Jill Kelly was a thirty-eight-year-old single woman, an assistant professor at Xavier University. Her fiancé had found her inside her apartment at seven p.m., exactly two weeks after the murder of Theresa Chambers. The apartment was two blocks away from the location of the first killing. Like Theresa, Jill had a petite build and shoulder-length auburn hair. The scene had almost been a carbon copy, right down to the folded clothes and missing ring finger-with her engagement ring on it. This time, however, the medical examiner found evidence of sexual assault but no semen. The assailant had worn a condom. Will had found the knife on the first sweep, buried in the cat box. Like the weapon that had been used on Theresa, it was a folding combat knife.
Mount Adams is a sky island of a neighborhood perched over downtown and the Ohio River, on the leafy edge of Eden Park. Sit in one of the bars and restaurants with a view, and you’re eye level with the top of the imposing cluster of skyscrapers. On clear summer nights it’s as if you can reach across and touch their necklaces of light.

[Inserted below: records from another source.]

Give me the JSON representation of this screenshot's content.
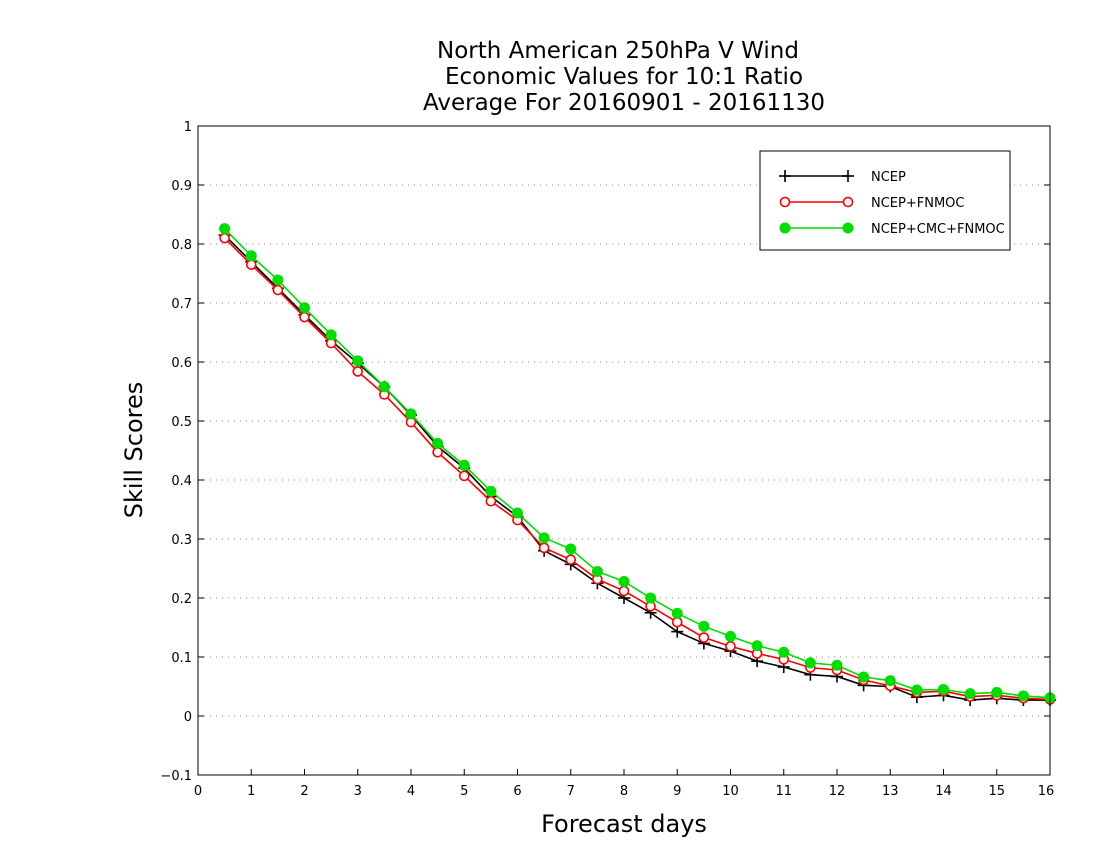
{
  "chart_data": {
    "type": "line",
    "title_lines": [
      "North American 250hPa V Wind",
      "Economic Values for 10:1 Ratio",
      "Average For 20160901 - 20161130"
    ],
    "xlabel": "Forecast days",
    "ylabel": "Skill Scores",
    "xlim": [
      0,
      16
    ],
    "ylim": [
      -0.1,
      1
    ],
    "x_ticks": [
      0,
      1,
      2,
      3,
      4,
      5,
      6,
      7,
      8,
      9,
      10,
      11,
      12,
      13,
      14,
      15,
      16
    ],
    "y_ticks": [
      -0.1,
      0,
      0.1,
      0.2,
      0.3,
      0.4,
      0.5,
      0.6,
      0.7,
      0.8,
      0.9,
      1
    ],
    "y_tick_labels": [
      "−0.1",
      "0",
      "0.1",
      "0.2",
      "0.3",
      "0.4",
      "0.5",
      "0.6",
      "0.7",
      "0.8",
      "0.9",
      "1"
    ],
    "grid": "horizontal dotted",
    "legend_position": "top-right",
    "x": [
      0.5,
      1,
      1.5,
      2,
      2.5,
      3,
      3.5,
      4,
      4.5,
      5,
      5.5,
      6,
      6.5,
      7,
      7.5,
      8,
      8.5,
      9,
      9.5,
      10,
      10.5,
      11,
      11.5,
      12,
      12.5,
      13,
      13.5,
      14,
      14.5,
      15,
      15.5,
      16
    ],
    "series": [
      {
        "name": "NCEP",
        "color": "#000000",
        "marker": "plus",
        "values": [
          0.815,
          0.77,
          0.725,
          0.68,
          0.636,
          0.598,
          0.558,
          0.51,
          0.457,
          0.42,
          0.372,
          0.338,
          0.28,
          0.257,
          0.225,
          0.2,
          0.175,
          0.143,
          0.123,
          0.11,
          0.093,
          0.083,
          0.07,
          0.067,
          0.052,
          0.05,
          0.032,
          0.035,
          0.027,
          0.03,
          0.027,
          0.027
        ]
      },
      {
        "name": "NCEP+FNMOC",
        "color": "#ff0000",
        "marker": "open-circle",
        "values": [
          0.81,
          0.765,
          0.722,
          0.676,
          0.632,
          0.584,
          0.545,
          0.498,
          0.447,
          0.407,
          0.364,
          0.332,
          0.285,
          0.265,
          0.232,
          0.212,
          0.186,
          0.159,
          0.133,
          0.118,
          0.106,
          0.096,
          0.082,
          0.078,
          0.061,
          0.051,
          0.04,
          0.042,
          0.033,
          0.035,
          0.03,
          0.028
        ]
      },
      {
        "name": "NCEP+CMC+FNMOC",
        "color": "#00dd00",
        "marker": "filled-circle",
        "values": [
          0.826,
          0.78,
          0.739,
          0.692,
          0.646,
          0.602,
          0.558,
          0.512,
          0.462,
          0.425,
          0.381,
          0.344,
          0.302,
          0.283,
          0.245,
          0.228,
          0.2,
          0.174,
          0.152,
          0.135,
          0.119,
          0.108,
          0.09,
          0.086,
          0.066,
          0.06,
          0.044,
          0.045,
          0.038,
          0.04,
          0.034,
          0.031
        ]
      }
    ]
  }
}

Mount Adams had long since been reclaimed by gentrification and its narrow streets were home to galleries, restaurants, townhouses, and expensive homes, mostly in closely-spaced, restored nineteenth-century buildings. Although it sat in the midst of the city, its height and affluence seemed to offer an illusion of safety. Trouble was down the hill-not there. When the media learned of the Jill Kelly homicide coming just fourteen days after the killing of Theresa Chambers, they thought: serial killer in paradise. They called him “the Mount Adams Slasher.” That was fine with Dodds and Will, who also adopted the term. The most horrific, distinctive fact of the two crimes had been concealed from the media: the amputation of the ring fingers. Between themselves, the cops called the killer something altogether different.
They called him the Ring Bearer.
And two weeks later, he struck again, four blocks away, when Lisa Schultz had come home late from work to a house that was supposed to be empty. Her husband had been on a business trip to London. Instead, the Slasher had been waiting for her. His method was identical to the Kelly murder. And then the city had gone into near panic. Police patrols had been increased yet again. Two nights later, a unit responding to a prowler call had chased a black male from beside a house on St. Gregory Street. He had run through Longworth’s, out the kitchen and gotten away, but one of the patrolmen knew the suspect. He was a small-time burglar and sometime Peeping Tom named Craig Factor.